Many years ago I owned some terrific Chopin and Rachmaninov recordings on LP that featured pianist Sequeira Costa. What a joy it is to hear him again! He has a sixth sense for how these pieces ought to go, and his phrasing sparkles with that inexplicable quality I like to call 'inevitable spontaneity', or is it 'spontaneous inevitability'? Indeed, the dapper zest he brings to the yummy Valsa caprichosa far surpasses the composer's own relatively stiff and stodgy piano playing in a 1928 recording. This is charming, unpretentious, well-crafted piano music, with a terrific pianist to match. What more do you want?

Arthur Baker
MusicWeb International, May 2001

"One of Liszt's last pupils, the Portuguese composer and pianist Vianna da Motta (1868-1948) was trained in Berlin and then briefly with Liszt, in Weimar. He established a distinctive national school of piano performance, combining a distinguished international career with activity in Lisbon as the leading musical figure, there, of his generation. Sequeira Costa, the performer on this CD, was a student of the composer and in 1957 established the Vianna da Motta International Competition in Lisbon.

"The opening sonata was written when Vianna da Motta was a student of Liszt, and whilst it is well written, it is very much in the style of Liszt and frankly not very distinctive. The 'Portuguese Scenes' Op. 9 are very different, being three very attractive short works based upon Portuguese folk songs played here with evocative charm and virtuosity; the concluding waltz is very much in the style of Chopin but with Iberian overtones. The Op.16 Ballada of 1905 again has overtones of a Chopin ballade, but develops into a series of complex and sometimes intense variations and eventually leads to a peaceful conclusion - a fascinating work.

"The 'Portuguese Scenes' Op.18, pieces are described as Three impromptus on Popular Tunes and again are most attractive, here played with great affection; they are noticeably musically more advanced than the Op. 9 'Scenes'. The two barcaroles are clearly modelled on those of Chopin but have a distinctive Iberian flavour. The concluding work on the CD is very appropriately 'Farewell my Country', a most poetic and evocative piece.

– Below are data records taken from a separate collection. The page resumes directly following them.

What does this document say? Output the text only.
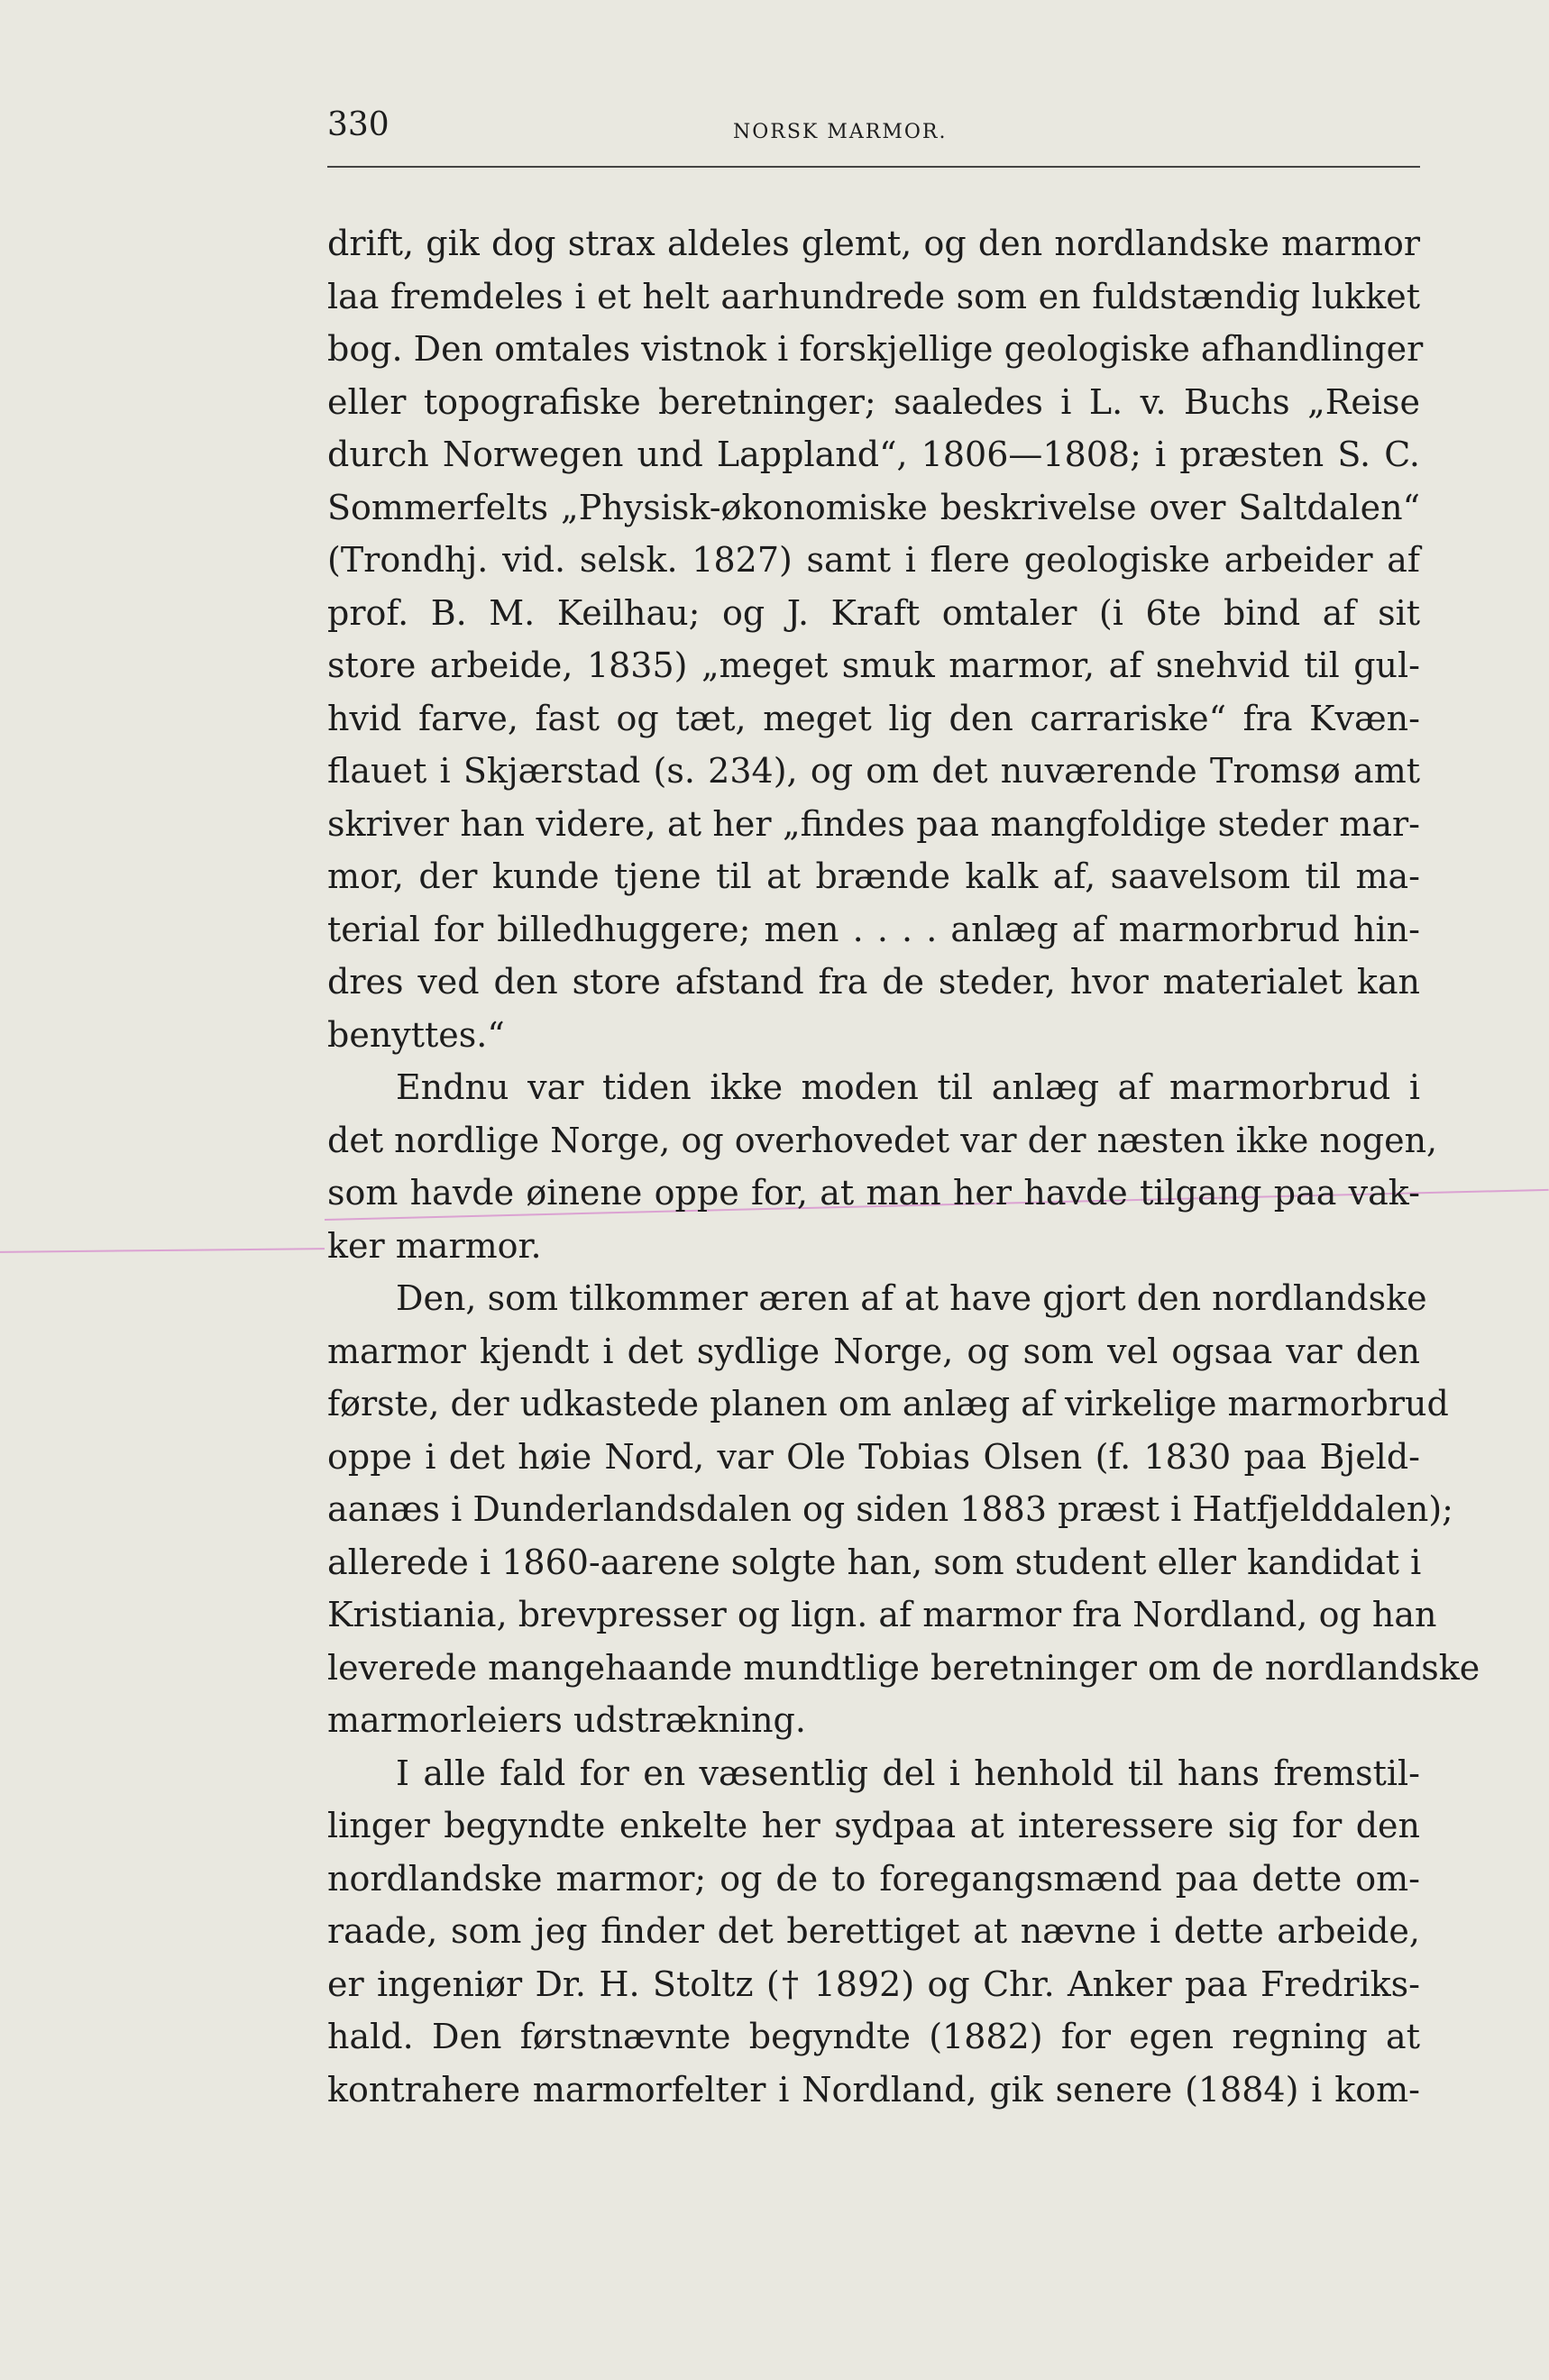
330	NORSK MARMOR.
drift, gik dog strax aldeles glemt, og den nordlandske marmor
laa fremdeles i et helt aarhundrede som en fuldstændig lukket
bog. Den omtales vistnok i forskjellige geologiske afhandlinger
eller topografiske beretninger; saaledes i L. v. Buchs „Reise
durch Norwegen und Lappland“, 1806—1808; i præsten S. C.
Sommerfelts „Physisk-økonomiske beskrivelse over Saltdalen“
(Trondhj. vid. selsk. 1827) samt i flere geologiske arbeider af
prof. B. M. Keilhau; og J. Kraft omtaler (i 6te bind af sit
store arbeide, 1835) „meget smuk marmor, af snehvid til gul-
hvid farve, fast og tæt, meget lig den carrariske“ fra Kvæn-
flauet i Skjærstad (s. 234), og om det nuværende Tromsø amt
skriver han videre, at her „findes paa mangfoldige steder mar-
mor, der kunde tjene til at brænde kalk af, saavelsom til ma-
terial for billedhuggere; men . . . . anlæg af marmorbrud hin-
dres ved den store afstand fra de steder, hvor materialet kan
benyttes.“
Endnu var tiden ikke moden til anlæg af marmorbrud i
det nordlige Norge, og overhovedet var der næsten ikke nogen,
som havde øinene oppe for, at man her havde tilgang paa vak-
ker marmor.
Den, som tilkommer æren af at have gjort den nordlandske
marmor kjendt i det sydlige Norge, og som vel ogsaa var den
første, der udkastede planen om anlæg af virkelige marmorbrud
oppe i det høie Nord, var Ole Tobias Olsen (f. 1830 paa Bjeld-
aanæs i Dunderlandsdalen og siden 1883 præst i Hatfjelddalen);
allerede i 1860-aarene solgte han, som student eller kandidat i
Kristiania, brevpresser og lign. af marmor fra Nordland, og han
leverede mangehaande mundtlige beretninger om de nordlandske
marmorleiers udstrækning.
I alle fald for en væsentlig del i henhold til hans fremstil-
linger begyndte enkelte her sydpaa at interessere sig for den
nordlandske marmor; og de to foregangsmænd paa dette om-
raade, som jeg finder det berettiget at nævne i dette arbeide,
er ingeniør Dr. H. Stoltz († 1892) og Chr. Anker paa Fredriks-
hald. Den førstnævnte begyndte (1882) for egen regning at
kontrahere marmorfelter i Nordland, gik senere (1884) i kom-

"This CD represents my first acquaintance with this composer and I must say I found it a revelation. Vianna da Motta, on the evidence of this disc, is more at home with short works than with the larger forms; however each of the short works is very melodic and skilful and all are beautifully played by Sequeira Costa. The style could perhaps best be described as Chopin with an Iberian accentand Lisztian technique. I have not enjoyed listening to a new (to me) composer so much for a long time and I recommend this disc without reservation.

"The recording is excellent and the CD has an attractive cover and useful notes by Keith Anderson."